Quant au lien entre redéveloppement et immigration économique, l’APD serait efficace à condition qu’elle arrive à offrir aux potentiels candidats une situation économique satisfaisante et durable. Or les sommes allouées sont très modestes par rapport aux besoins financiers, nécessaires pour atteindre à court ou à moyen terme, le niveau de développement optimal pour réduire considérablement l’immigration économique.

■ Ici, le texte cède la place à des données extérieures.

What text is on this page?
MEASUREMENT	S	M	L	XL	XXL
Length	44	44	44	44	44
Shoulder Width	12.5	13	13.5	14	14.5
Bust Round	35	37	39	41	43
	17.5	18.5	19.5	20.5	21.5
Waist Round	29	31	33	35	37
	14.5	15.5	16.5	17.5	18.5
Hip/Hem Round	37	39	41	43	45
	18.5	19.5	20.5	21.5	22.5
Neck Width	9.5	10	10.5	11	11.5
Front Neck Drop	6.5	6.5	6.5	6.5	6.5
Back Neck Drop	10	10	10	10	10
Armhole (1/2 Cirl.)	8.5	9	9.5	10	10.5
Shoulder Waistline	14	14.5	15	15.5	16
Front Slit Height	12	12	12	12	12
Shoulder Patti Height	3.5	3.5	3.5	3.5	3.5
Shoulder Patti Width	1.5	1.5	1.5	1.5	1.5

Un rapport du Fonds international pour le développement agricole (IFAD), l’agence onusienne qui s’occupe de la pauvreté rurale, a ainsi révélé que les transferts d’argent des migrants s’élèvent à plus de 500 milliards de dollars au cours de ces quinze dernières années, soit plus que les investissements directs étrangers et l’aide au développement réunis[12]. L’immigration représente donc une importante source de financement pour les pays du Sud. Une raison non négligeable qui peut conduire certains gouvernements de ces pays à fausser le jeu.

Au-delà de ces considérations, on découvre que le chemin pour atteindre le développement n’est compris ni par les analystes, ni par les décideurs politiques, qui prennent ensuite des décisions in fine inefficaces. En réalité, comme le relevait Christophe Courtin, le couple immigration-développement est un oxymore. Dans un contexte de mondialisation des échanges et des capitaux, la mobilité individuelle est un atout pour la réussite économique. De ce point de vue, c’est incompréhensible de vouloir favoriser le développement et empêcher en même temps la mobilité des personnes.

En définitive, utiliser l’APD comme un instrument de gestion des flux migratoires est non seulement contraire à l’essence de cet instrument, mais irait à l’encontre de l’effet recherché. Pourtant, malgré tous ses défauts, l’APD reste un instrument puissant qui facilite le dialogue entre l’Europe et ses partenaires du Sud, quand elle arrive à fédérer les intérêts des deux parties, en protégeant son objectif principal : la lutte contre la faim et la pauvreté dans le monde.